Mais saviez-vous que certaines de ces évolutions sont directement liées à des situations de vie très quotidiennes ? C’est précisément le cas pour les congés tombant en période de maladie, qui ont fait l’objet d’une attention particulière de la Cour.
Maladie, maternité : des congés payés qui ne disparaissent plus
L’un des terrains où l’écart entre droit français et droit européen a été le plus flagrant, c’est celui des congés et de l’arrêt maladie. La CJUE a affirmé que le droit au congé annuel payé a une finalité propre : permettre au travailleur de se reposer réellement et de profiter de loisirs. Être malade, même si l’on reste officiellement en congés, ne répond pas à cette logique de repos.
À partir de là, la Cour en déduit que la maladie ne doit pas faire disparaître le droit à congés : le salarié conserve sa créance de jours de repos payés, qu’il doit pouvoir exercer ultérieurement.
C’est dans ce contexte qu’a été reconnu le droit d’acquérir des congés pendant un arrêt de travail pour maladie.

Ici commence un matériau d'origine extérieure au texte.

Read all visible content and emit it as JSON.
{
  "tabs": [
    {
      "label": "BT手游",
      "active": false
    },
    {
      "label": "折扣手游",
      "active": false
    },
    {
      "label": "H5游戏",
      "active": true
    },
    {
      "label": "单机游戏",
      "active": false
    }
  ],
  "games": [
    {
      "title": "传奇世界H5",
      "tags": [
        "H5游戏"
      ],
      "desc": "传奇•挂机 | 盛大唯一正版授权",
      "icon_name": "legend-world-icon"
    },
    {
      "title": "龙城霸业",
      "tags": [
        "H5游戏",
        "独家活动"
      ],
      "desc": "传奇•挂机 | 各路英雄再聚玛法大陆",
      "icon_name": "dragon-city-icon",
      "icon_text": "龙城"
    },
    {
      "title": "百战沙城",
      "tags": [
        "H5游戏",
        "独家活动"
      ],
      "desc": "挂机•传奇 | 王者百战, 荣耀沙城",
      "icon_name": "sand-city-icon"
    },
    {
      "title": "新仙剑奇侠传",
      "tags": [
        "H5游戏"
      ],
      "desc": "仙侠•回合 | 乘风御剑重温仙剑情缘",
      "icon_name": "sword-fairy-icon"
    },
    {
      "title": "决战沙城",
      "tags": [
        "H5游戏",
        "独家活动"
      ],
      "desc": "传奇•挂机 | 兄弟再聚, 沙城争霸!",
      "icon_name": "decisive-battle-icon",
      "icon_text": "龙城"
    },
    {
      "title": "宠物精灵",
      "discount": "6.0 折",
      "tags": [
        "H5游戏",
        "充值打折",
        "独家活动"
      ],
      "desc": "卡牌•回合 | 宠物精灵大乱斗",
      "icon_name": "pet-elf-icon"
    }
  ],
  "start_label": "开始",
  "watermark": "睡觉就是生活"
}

Le travailleur, en sa qualité de travailleur, reste titulaire d’un droit à congé annuel payé, même s’il n’est temporairement plus en mesure de fournir une prestation de travail.
Le droit à congés n’est donc pas subordonné au fait d’avoir travaillé sans interruption, ni à l’absence de maladie sur la période de référence. Pour les salariés, cela signifie que les périodes d’incapacité ne devraient plus être traitées comme des « trous » annulant tout droit au repos payé.
Les mêmes logiques valent pour le congé maternité, qui se cumule avec les congés payés sans se confondre. Une salariée ne devrait pas avoir à choisir entre sa protection en cas de maternité et son droit au repos annuel. Là encore, la Cour européenne impose aux États de réfléchir à la manière dont ils sécurisent ces droits croisés.
Que retenir en France ?
En France, ces exigences européennes obligent à repenser la façon dont les entreprises gèrent les compteurs de congés en cas de maladie, de maternité ou d’autres absences protégées. C’est un enjeu à la fois juridique, organisationnel et financier.
Pour les salariés français, la conséquence la plus forte de cet alignement sur le standard européen est désormais bien claire : lorsqu’un salarié tombe malade pendant la période où il aurait dû travailler, il continue d’acquérir des congés payés au titre de son contrat de travail, et lorsqu’il tombe malade alors qu’il est déjà en congés, ses jours de repos ne sont plus considérés comme « perdus » au seul motif de cette incapacité.
En pratique, cela ouvre la voie au report de congés ou à leur reconstitution, sous le contrôle des juges, lorsque la maladie est venue perturber ce temps de repos. C’est cette évolution, imposée par le droit fondamental au congé annuel payé et par la jurisprudence européenne, que la France doit désormais pleinement intégrer dans son droit interne : les congés payés ne disparaissent plus simplement parce que le salarié a eu le tort de tomber malade au mauvais moment.